WILLIAM J. ASTWOOD
williamastwood@gmail.com
Los problemas de salubridad mental se acrecientan cada día más en las poblaciones, sin importar su condición de pobreza, pues aparecen en los países desarrollados, subdesarrollados y pobres, y aunque nos diferencia el número financiero y el progreso, estos problemas son iguales en todas partes. Vemos ansiedad, depresión ataques de pánicos y estrés postraumático.
Lo mismo sucede con la tecnología, llega por igual y con gran facilidad a todas partes sin diferenciar la clase social o nivel de exposición y educativo.
Los psicólogos, desde 1956 han tratado de humanizar las computadoras creando programas que puedan acumular información y a través de ella dar respuestas a la mayoría de los problemas mentales humanos. Se tenía pensado que, para estos abriles, ya la máquina pensaría y sentiría igual que un humano.
Y aunque es indudable que se han acercado mucho, aún equivocación congruo para poder entender la sensibilidad humana.
El conocimiento psicológico de emociones y sentimientos, ha permitido elaborar chatbots que pueden aliviar la ansiedad y el estrés en momentos críticos, actuando como una especie de ” amigo posible” siempre adecuado.

Sin secuestro, aunque estos programas pueden ser efectos como complemento, la verdadera sanación requiere poco que una máquina nunca podrá ofrecer: la empatía humana.
La relación entre terapeuta y paciente es fundamental para el proceso de sanación, ya que este necesita distinguir que es escuchado y comprendido de modo genuina.

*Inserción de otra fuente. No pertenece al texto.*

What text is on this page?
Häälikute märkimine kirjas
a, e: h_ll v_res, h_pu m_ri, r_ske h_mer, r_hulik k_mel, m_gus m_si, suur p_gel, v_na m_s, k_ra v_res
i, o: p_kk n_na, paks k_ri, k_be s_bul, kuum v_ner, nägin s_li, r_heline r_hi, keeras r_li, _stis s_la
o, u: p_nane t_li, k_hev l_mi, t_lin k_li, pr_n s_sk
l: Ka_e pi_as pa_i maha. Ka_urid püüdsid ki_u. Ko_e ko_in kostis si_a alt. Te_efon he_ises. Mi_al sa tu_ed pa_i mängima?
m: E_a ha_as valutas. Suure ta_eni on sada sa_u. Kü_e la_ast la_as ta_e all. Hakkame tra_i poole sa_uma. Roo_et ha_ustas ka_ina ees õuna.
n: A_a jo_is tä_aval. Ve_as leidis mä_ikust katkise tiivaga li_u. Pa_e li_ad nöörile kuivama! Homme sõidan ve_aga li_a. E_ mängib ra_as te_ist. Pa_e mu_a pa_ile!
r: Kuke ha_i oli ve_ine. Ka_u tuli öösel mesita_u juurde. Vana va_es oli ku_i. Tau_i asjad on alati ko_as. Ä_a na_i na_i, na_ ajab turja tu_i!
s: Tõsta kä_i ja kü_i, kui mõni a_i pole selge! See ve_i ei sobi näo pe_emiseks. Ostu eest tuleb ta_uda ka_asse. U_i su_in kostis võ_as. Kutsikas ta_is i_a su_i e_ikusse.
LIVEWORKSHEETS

El sentirse comprendido y aceptadoencierra una serie de factores que sólo pueden ser manifestados por un humano. No importa que la maquina contenga los algoritmos apropiados para darle frente a una situación.
Ese calor que irradia la presencia física del terapeuta y esa descarga emocional que le acompaña en cada respuesta dada, no puede ser aprendido por una máquina por más sofisticada que esta sea.
La máquina no piensa ni tiene consciencia, carece de intensión y de intereses y, sobre todo, carece de comprensión.
Es global ver en todo el mundo, como las personas por temor a ser identificadas prefieren entregarles sus problemas a los programas psicológicos de inteligencia sintético. Y vemos como cada día, estos problemas se acrecientan cuando no son supervisados por un profesional del campo de acción.
La mayoría utilizan Woebot y réplica, así como otras aplicaciones que están haciendo olas en el ámbito de la salubridad mental como, Wysa y Youper, pero, aunque estos pueden alivianar las carga que el paciente lleva, no se constituyen en una cura sin la supervisión de un psicólogo.
El avance de la inteligencia sintético (IA) en el campo de la salubridad mental está atrayendo cada vez más la atención de la comunidad científica. En los últimos abriles, se han publicado numerosos estudios que destacan tanto
sus beneficios como los desafíos que plantea. Y es aquí el aventura que se corre, pues al tener un independiente entrada en las redes, los usuarios los utilizan sin ninguna restricción, y al no tener conocimientos psicológicos pueden darse falsas interpretaciones de los procedimientos sugeridos. Sin secuestro, como cualquier útil poderosa, su uso requiere inmovilidad y responsabilidad.

La IA puede ser un socio increíble, pero nunca reemplazará la conexión humana y la empatía que son el corazón de cualquier proceso terapéutico. Y en superficie de preguntarnos si la IA es mejor o peor que las formas terapéuticas tradicionales, deberíamos enfocarnos en cómo pueden complementarse para ofrecer la mejor atención posible.
La inteligencia sintético en la salubridad mental está en constante cambio, y su papel en el futuro es prometedor. A medida que se desarrollen tecnologías más avanzadas, es posible que veamos una integración más fluida entre IA y las intervenciones psicológicas.
Los terapeutas podrían utilizar IA para mejorar su trabajo, monitorear mejor el progreso de sus pacientes y ofrecer una experiencia más enriquecedora.
Sin secuestro, lo más importante es recapacitar que la IA no es una decisión milagrosa, sino una útil que puede complementar la terapia tradicional. La empatía, la comprensión y la conexión humana siguen siendo insustituibles en el proceso de sanación.
El autor es doctor en psicoterapia cognitiva y en psicología social.